Craig Deveson, managing director at Google partner, Devnet, said, the new Google Chrome OS will quickly take hold in corporate IT environments in Australia once it is released.

"We've been hearing about thin clients for years because it's a very appealing concept for corporations and business," he said Deveson.

"At the same time, we're seeing so many businesses in Australia looking towards cloud computing strategies.

"They're building web-based Intranet systems and applications and in many cases, all they need to do is get those applications out to the right users."

Deveson said its clients and the businesses it talks to move all of their applications and systems to run inside the browser.

"Once you've achieved that, why do you need the bloat and management headaches of having to support all of those traditional desktops," he said.

"Which cause you so much angst in terms of security, lost or corrupted data and application maintenance?"

Laurent Lachal, Open Source director at advisory and consulting firm Ovum, said Google generates most of its revenues from advertising but intends to diversify its revenue streams.

The new OS aims to boost other Google products such as Google Mail, Google Docs and Google Apps in one of the only markets that is still showing some health - netbooks.

"In a recent report entitled Netbooks: a Linux appliance opportunity, we identified two main sequential trends in the netbook market," said Lachal.

"The first is a shrinking netbook/laptop divide, with the average netbook price shooting up to $400.
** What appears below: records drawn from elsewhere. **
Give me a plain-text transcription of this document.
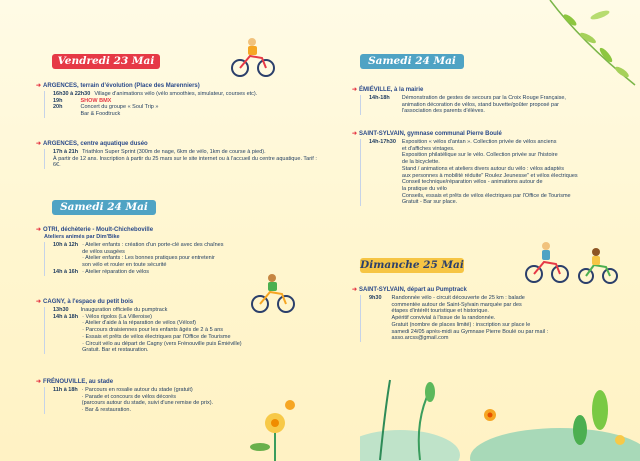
Vendredi 23 Mai
➜ ARGENCES, terrain d’évolution (Place des Marenniers)
16h30 à 22h30 Village d'animations vélo (vélo smoothies, simulateur, courses etc).
19h	SHOW BMX
20h	Concert du groupe « Soul Trip »
Bar & Foodtruck
➜ ARGENCES, centre aquatique duséo
17h à 21h Triathlon Super Sprint (300m de nage, 6km de vélo, 1km de course à pied).
À partir de 12 ans. Inscription à partir du 25 mars sur le site internet ou à l'accueil du centre aquatique. Tarif : 6€.
Samedi 24 Mai
➜ OTRI, déchèterie - Moult-Chicheboville
Ateliers animés par Dim'Bike
10h à 12h · Atelier enfants : création d'un porte-clé avec des chaînes
de vélos usagées
· Atelier enfants : Les bonnes pratiques pour entretenir
son vélo et rouler en toute sécurité
14h à 16h · Atelier réparation de vélos
➜ CAGNY, à l'espace du petit bois
13h30 Inauguration officielle du pumptrack
14h à 18h · Vélos rigolos (La Villeroise)
· Atelier d'aide à la réparation de vélos (Vélosf)
· Parcours draisiennes pour les enfants âgés de 2 à 5 ans
· Essais et prêts de vélos électriques par l'Office de Tourisme
· Circuit vélo au départ de Cagny (vers Frénouville puis Émiéville)
Gratuit. Bar et restauration.
➜ FRÉNOUVILLE, au stade
11h à 18h · Parcours en rosalie autour du stade (gratuit)
· Parade et concours de vélos décorés
(parcours autour du stade, suivi d'une remise de prix).
· Bar & restauration.
Samedi 24 Mai
➜ ÉMIÉVILLE, à la mairie
14h-18h Démonstration de gestes de secours par la Croix Rouge Française,
animation décoration de vélos, stand buvette/goûter proposé par
l'association des parents d'élèves.
➜ SAINT-SYLVAIN, gymnase communal Pierre Boulé
14h-17h30 Exposition « vélos d'antan ». Collection privée de vélos anciens
et d'affiches vintages.
Exposition philatélique sur le vélo. Collection privée sur l'histoire
de la bicyclette.
Stand / animations et ateliers divers autour du vélo : vélos adaptés
aux personnes à mobilité réduite" Roulez Jeunesse" et vélos électriques
Conseil technique/réparation vélos - animations autour de
la pratique du vélo
Conseils, essais et prêts de vélos électriques par l'Office de Tourisme
Gratuit - Bar sur place.
Dimanche 25 Mai
➜ SAINT-SYLVAIN, départ au Pumptrack
9h30 Randonnée vélo - circuit découverte de 25 km : balade
commentée autour de Saint-Sylvain marquée par des
étapes d'intérêt touristique et historique.
Apéritif convivial à l'issue de la randonnée.
Gratuit (nombre de places limité) : inscription sur place le
samedi 24/05 après-midi au Gymnase Pierre Boulé ou par mail :
asso.arcss@gmail.com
"After a strong start in this market segment, Linux is now increasingly being distanced by Windows, although its performance is still outstanding compared to its overall performance in the desktop market."

He said Google Chrome OS could potentially enable it to regain some of its lost ground.

"The second trend is a reaction to the first, a back-to-basics backlash with ambition to deliver netbooks that are not only cheaper ($200 on average) but also designed as appliances/mobile Internet devices (MIDs) rather than would-be laptops," he said.

"In this market Google Android, which is also Linux-based, is making good progress.

"In response, Microsoft needs not only to push Windows 7 forwards but also to boost its Windows Mobile offering."

Lachal said, whether free (as many expect) or low cost, the new Google OS will challenge Microsoft's ability to maintain profit margins.

"It will also challenge Windows from a user experience perspective, which is key to Linux-based netbook uptake," he said.

"It could also be the starting point for a more integrated experience across Google applications/services and we expect it, like Android, to be linked to an online store of web applications."

He said with Windows 7 about to ship, it would have been better for Google to release, rather than simply announce, an alternative for the netbook market.